Unfortunately, all I've done is written out the definition $$\binom{n}{r} = \dfrac{n!}{r!(n-r)!}$$ for the three above binomial coefficients, and I'm stuck there.
You ask for the maximum value of your expression with respect to $d$.

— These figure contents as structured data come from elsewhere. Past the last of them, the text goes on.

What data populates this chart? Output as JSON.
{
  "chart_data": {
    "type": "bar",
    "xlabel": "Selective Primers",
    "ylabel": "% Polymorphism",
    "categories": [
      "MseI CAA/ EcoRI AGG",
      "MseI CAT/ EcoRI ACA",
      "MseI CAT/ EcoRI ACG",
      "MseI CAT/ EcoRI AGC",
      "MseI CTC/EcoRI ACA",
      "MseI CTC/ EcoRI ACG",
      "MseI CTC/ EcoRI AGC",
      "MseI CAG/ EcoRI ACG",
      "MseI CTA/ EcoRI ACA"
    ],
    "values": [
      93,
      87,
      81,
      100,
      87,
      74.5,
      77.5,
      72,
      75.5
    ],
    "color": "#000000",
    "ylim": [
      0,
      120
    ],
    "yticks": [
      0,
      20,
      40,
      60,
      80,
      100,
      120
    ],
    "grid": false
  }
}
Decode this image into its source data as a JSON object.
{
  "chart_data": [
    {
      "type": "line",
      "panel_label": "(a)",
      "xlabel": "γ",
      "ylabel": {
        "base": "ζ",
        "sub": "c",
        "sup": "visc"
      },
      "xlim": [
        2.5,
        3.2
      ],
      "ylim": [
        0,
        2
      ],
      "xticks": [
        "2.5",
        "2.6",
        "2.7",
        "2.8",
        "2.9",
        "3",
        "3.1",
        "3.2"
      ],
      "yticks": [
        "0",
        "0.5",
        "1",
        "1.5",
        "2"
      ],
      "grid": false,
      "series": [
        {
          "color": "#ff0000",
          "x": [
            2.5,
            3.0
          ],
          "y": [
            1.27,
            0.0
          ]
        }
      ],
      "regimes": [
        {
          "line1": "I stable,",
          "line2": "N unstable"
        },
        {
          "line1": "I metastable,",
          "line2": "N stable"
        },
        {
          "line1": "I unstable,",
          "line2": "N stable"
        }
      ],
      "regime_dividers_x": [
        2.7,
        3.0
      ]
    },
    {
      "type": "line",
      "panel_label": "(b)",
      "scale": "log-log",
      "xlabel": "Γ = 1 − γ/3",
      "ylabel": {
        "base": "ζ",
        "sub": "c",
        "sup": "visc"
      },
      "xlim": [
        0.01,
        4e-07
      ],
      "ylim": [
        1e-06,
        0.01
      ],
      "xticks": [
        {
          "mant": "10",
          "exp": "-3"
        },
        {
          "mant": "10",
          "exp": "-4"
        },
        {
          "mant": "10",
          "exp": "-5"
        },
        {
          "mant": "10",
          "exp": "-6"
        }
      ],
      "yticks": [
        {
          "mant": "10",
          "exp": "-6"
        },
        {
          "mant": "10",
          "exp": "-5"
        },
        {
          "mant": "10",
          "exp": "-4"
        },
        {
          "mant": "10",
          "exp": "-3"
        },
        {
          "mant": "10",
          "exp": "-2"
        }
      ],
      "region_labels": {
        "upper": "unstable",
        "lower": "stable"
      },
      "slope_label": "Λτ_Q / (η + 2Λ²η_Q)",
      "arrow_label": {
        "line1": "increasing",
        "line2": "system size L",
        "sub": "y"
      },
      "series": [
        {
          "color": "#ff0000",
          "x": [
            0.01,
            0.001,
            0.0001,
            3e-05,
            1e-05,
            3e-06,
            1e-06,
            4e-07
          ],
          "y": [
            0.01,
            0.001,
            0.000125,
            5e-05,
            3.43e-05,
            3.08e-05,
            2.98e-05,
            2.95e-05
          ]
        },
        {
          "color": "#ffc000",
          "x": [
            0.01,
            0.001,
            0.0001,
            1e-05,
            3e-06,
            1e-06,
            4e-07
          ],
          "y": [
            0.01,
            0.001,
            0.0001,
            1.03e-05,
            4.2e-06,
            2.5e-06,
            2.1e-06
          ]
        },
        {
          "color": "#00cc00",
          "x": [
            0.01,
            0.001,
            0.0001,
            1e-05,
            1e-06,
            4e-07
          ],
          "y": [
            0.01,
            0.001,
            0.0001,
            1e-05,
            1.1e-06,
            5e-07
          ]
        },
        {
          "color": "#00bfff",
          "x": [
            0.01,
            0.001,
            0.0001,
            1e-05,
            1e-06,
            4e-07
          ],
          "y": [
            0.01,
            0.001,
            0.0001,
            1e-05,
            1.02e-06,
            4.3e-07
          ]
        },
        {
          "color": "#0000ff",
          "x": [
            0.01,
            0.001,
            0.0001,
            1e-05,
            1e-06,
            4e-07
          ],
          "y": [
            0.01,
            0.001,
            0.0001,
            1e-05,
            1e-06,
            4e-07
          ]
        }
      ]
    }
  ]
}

Let us name your expression
$$ B(d) = \dfrac{\displaystyle\binom{100-D_L}{K-d}\binom{D_L}{d}}{\displaystyle\binom{100}{K}} $$
Then we have the quotient, after evaluating the factorials: $$ Q(d) = \frac{B(d)}{B(d+1)} = \frac{(d+1)(101-D_L - K + d)}{(D_L - d)(K-d)} $$
The claim is that the maximum of $B(d)$ will be obtained at some value of $d$ which we may call $d_m$. This is equivalent to (1) having that $Q(d) > 1$ for all $d \ge d_m$ and (2) having that $Q(d-1) < 1$ for all $d\le d_m$
Starting with (1), $Q(d) > 1$ is equivalent to $$ (d+1)(101-D_L - K + d) > (D_L - d)(K-d) $$ or $$ d > \frac{-101 +K + D_L (K+1)}{102} $$
With the same argument, for (2), $Q(d-1) < 1$ is equivalent to
$$ d < 1 + \frac{-101 +K + D_L (K+1)}{102} $$
So both conditions give the solution, rounding to the next highest integer, $$ d_m = \lceil{\frac{K D_L + (-101 + K+D_L)}{102}} \rceil $$
Some discussion:
For large $K$ and $D_L$, the approximate value is $K D_L / 100$, as expected (see also the comment by polfosol).
For not so large numbers of $K$ and $D_L$, the linear term $(-101 + K+D_L)/102$ induces small shifts.
We will not always obtain positive values for $d_m$, since $d_m$ becomes zero for $-101 +K + D_L (K+1) <0$ or
$$ D_L < \frac{101 - K}{K+1} $$